Цицерон поднялся с ложа и медленно, словно нехотя, вышел и встал рядом с Брутом. Осмотрелся, словно стараясь разглядеть каждого из гостей и заговорил.
— Сенаторы. Все мы хотим мира, покоя и молим богов о добром согласии среди наших сограждан, которого смогли достичь наши предки. Но этим нашим желаниям угрожают происки людей, мечтающих о владычестве. Они стремятся завладеть верховной властью и уже смогли путем сговора достичь почетных должностей, на получение которых при нормальном ходе событий они не могли и надеяться. Для достижения своих целей они применяют обман, подкуп и коварство, используя доверие честных мужей, желающих славы и подвигов. Некоторые из них, если смотреть по делам их, рвутся не просто к власти, а к власти полной и безоговорочной, к власти царской… — Цицерон сделал паузу, пережидая поднявшийся после столь тяжелого обвинения шум. — Им, как и всем остальным к ним присоединившимся, очевидно, придется дать одно и то же наставление: пусть они бросят надежду получить то, к чему стремятся. пусть затвердят себе, что прежде всего сенаторы не дремлют, неотлучно находясь на своем посту и не спускают глаз с республики. Что, кроме того, велико одушевление благонамеренных граждан, крепко их согласие и многочисленна их партия, к тому же значительны военные силы. Что, наконец, бессмертные боги непосредственно сами окажут помощь нашему непобедимому народу, славнейшей державе и процветающему городу в борьбе против чудовищного, преступного насилия, — он снова переждал шум. — Тем же, кто присоединился к ним, хочу также сказать — предположим, что они уже достигли того, к чему они стремятся в своем диком безумии; неужели они надеются, что в городе, покрытом грудами пепла, залитом потоками крови своих сограждан, они действительно сделаются консулами, диктаторами или даже царями? Они не понимают, что и при осуществлении их заветного желания им пришлось бы подчиниться одному, самому жестокому, наглому и беспринципному. Потому считаю нужным обратиться к ним с предостережением бросить свои безумные помыслы и оставить бесплодные мечты о проскрипциях и диктатурах. Ибо такое грустное воспоминание запечатлелось у общества о тех временах, что не только мы, люди, но даже и животные не смирятся с их возвращением. Если вы обещаете мне свою поддержку в моей борьбе за достоинство нашей страны, я осуществлю величайшую мечту республики: чтобы государство вновь, после долгого перерыва, обрело мощь и влияние, завоеванные нашими предками.

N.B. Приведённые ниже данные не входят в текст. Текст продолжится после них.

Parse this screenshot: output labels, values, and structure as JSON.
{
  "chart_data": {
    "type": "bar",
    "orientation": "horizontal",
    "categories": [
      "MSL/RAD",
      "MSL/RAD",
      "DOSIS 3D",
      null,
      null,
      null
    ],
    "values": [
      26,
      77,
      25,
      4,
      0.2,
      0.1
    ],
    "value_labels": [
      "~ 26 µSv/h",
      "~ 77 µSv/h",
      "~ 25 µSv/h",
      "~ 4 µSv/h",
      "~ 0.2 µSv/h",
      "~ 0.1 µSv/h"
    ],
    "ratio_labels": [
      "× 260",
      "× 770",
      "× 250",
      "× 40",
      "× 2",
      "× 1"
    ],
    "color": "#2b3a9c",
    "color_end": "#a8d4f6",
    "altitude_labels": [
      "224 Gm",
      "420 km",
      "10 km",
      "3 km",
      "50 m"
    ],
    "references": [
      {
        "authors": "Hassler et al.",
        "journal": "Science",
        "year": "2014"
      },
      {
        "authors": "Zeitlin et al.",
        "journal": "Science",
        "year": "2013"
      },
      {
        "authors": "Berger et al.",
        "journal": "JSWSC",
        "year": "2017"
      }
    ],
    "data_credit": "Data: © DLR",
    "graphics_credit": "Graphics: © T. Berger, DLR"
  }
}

Взмахом руки оборвав начинающиеся аплодисменты, Цицерон, явно польщенный, уступил место хозяину и отправился к обеденному ложу.
— Достопочтенные сенаторы, — подняв руку, чтобы привлечь внимание гостей, объявил Брут. — Я рад от вашего имени поблагодарить столь выдающегося оратора нашего времени и выразить надежду, что мы услышим эту речь еще раз, но уже в стенах курии. Пока же я предлагаю обсудить те меры, которые мы можем предпринять чтобы не допустить такого несчастья для нашей республики…
Гости разошлись поздно. Еще через день, на заседании Сената, Помпей внезапно обнаружил, что никто из отцов отечества, кроме Гай Кассия Лонгина, нескольких популяров и пары преданных ему клиентов, не желает утверждения ни одного из принятых им после побед над Митридатом и Тиграном распоряжений, назначений и договоров.
Даже весьма выгодный для Рима договор с Тиграном, превращавший Армению в вассальное республике государство, подвергся сокрушительной критике. Демагог Клодий, выступая, объявил его нарушающим интересы государства.
— Почему, — требовательно спрашивал он, — Помпей не присоединил Армению к нашим завоеваниям и не превратил ее в одну из провинций? На каком основании он дал побежденным возможность не только оставаться независимыми, пусть и признав наше покровительство, но и возможность готовить реванш? Не скрыто ли за этим, так называемым договором нечто?..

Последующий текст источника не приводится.